This study uses human skin taken from patients with Recessive Dystrophic Epidermolysis Bullosa (RDEB) and uses genetic engineering to correct the faulty gene for Collagen VII which causes the skin fragility in RDEB. This bioengineered skin will then be grafted back on to patients.
Prior to any human studies, trials will be carried out in mice to assess the effectiveness of the gene-corrected skin grafts as well as their safety. If this is successful, two patients will receive bioengineered skin grafts and be followed up for 12 months to monitor safety, efficacy and feasibility of the treatment. The patients will then receive lifelong follow-up to capture any possible long-term side effects.
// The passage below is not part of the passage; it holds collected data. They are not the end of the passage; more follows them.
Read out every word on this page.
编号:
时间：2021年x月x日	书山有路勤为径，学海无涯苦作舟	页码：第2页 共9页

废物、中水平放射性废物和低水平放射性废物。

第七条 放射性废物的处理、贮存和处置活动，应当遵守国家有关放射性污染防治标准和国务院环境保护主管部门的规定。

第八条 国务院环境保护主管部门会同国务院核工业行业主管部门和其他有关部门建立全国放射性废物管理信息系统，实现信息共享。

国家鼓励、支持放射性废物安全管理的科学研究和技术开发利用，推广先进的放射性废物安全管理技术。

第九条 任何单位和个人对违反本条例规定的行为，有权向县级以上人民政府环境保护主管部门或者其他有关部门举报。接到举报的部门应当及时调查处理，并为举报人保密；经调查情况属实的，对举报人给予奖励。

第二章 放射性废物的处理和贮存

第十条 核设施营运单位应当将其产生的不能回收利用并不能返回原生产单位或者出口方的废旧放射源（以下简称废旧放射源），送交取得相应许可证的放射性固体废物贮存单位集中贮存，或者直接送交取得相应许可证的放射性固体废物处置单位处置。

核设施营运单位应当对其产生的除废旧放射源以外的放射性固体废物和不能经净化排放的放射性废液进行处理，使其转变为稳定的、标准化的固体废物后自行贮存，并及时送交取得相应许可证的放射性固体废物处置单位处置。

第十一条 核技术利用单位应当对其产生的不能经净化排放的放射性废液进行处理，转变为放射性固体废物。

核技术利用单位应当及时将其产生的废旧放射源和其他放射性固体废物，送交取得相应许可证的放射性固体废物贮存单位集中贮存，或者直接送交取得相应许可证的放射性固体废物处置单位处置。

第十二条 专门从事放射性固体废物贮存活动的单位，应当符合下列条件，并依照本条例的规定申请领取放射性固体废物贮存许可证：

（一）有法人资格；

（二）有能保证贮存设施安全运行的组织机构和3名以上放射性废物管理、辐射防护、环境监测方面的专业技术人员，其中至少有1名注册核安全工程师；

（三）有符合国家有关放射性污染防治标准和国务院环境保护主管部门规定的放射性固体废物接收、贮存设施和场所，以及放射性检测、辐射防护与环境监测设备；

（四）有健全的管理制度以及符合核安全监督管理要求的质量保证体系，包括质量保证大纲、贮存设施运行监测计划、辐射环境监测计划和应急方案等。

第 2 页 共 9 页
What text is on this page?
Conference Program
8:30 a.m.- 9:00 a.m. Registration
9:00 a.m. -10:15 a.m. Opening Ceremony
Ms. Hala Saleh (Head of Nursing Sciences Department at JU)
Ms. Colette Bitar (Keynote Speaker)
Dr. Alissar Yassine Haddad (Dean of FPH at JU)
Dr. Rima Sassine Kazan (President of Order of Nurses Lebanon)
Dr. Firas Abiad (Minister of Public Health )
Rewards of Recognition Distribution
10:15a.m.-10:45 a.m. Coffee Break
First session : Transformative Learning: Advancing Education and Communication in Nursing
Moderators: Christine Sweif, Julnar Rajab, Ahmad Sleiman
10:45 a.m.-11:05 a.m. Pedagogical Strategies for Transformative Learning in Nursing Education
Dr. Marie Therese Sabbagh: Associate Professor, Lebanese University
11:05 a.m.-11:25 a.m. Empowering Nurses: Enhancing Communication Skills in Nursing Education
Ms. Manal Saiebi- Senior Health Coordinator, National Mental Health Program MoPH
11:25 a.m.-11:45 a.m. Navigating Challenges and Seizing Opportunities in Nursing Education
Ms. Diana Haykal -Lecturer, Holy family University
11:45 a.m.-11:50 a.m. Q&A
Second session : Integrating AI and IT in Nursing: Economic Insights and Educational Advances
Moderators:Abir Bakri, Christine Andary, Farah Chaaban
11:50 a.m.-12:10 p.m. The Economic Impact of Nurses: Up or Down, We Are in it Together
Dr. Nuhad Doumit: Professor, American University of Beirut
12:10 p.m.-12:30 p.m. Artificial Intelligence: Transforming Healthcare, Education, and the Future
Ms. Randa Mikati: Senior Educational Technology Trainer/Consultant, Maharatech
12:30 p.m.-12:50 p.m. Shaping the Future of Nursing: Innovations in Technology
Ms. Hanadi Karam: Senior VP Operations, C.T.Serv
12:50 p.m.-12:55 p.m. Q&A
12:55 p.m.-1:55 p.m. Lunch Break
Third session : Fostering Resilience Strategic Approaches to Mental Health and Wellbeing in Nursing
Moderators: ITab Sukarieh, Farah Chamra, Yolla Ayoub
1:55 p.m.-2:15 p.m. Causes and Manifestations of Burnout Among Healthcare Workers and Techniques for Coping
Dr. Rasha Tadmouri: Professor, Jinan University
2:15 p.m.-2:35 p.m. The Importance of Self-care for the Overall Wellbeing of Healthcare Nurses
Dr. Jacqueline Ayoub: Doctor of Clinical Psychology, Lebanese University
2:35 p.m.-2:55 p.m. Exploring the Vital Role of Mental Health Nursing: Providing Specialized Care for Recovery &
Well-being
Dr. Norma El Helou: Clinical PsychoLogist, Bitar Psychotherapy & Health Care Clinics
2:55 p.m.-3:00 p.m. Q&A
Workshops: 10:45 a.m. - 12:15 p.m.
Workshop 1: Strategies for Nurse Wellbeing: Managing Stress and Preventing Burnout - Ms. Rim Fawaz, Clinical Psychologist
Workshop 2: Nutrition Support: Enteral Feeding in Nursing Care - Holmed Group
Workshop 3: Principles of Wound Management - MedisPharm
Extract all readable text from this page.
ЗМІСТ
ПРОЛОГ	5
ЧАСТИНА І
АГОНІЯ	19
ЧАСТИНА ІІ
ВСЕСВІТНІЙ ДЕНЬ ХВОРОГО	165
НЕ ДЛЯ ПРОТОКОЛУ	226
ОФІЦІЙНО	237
The primary objective of this first-in-human gene editing phase I/II clinical trial is to evaluate the feasibility, safety and preliminary efficacy of an ex vivo therapeutic approach for RDEB using an autologous bioengineered skin containing patient epidermal stem cells and fibroblasts edited through a non-viral CRISPR/Cas9-mediated precise excision of mutant COL7A1 exon 80. Because RDEB is recessive, one functional copy of COL7A1 is sufficient to prevent a disease skin phenotype in carriers. Thus, a non-viral strategy employing a dual sgRNA-guided Cas9 nuclease delivered as a ribonucleoprotein complex by electroporation to precisely excise mutant COL7A1 exon 80 in RDEB epidermal stem cells and fibroblasts (harbouring at least one mutation leading to a PTC or out‐of‐frame insertions or deletions), has the potential to restore functional C7, AF formation and normal adherence of the epidermis to the dermis.
Two patients (aged between 6 and 18 years) will be grafted with ≥300cm2 of a gene-edited bioengineered skin and will be followed up for 12 months post-grafting. All patients with RDEB are followed up on a lifelong basis, and we will therefore be able to capture any long-term possible adverse effects related to the IMP.
Prior to the clinical work, pre-clinical studies in mice will be carried out:
- To assess efficacy of skin equivalents,
- To evaluate the tumorigenic effect of patient cells corrected by gene editing,
- To monitor histopathology and cell biodistribution,
- To monitor biosafety (genotoxicity).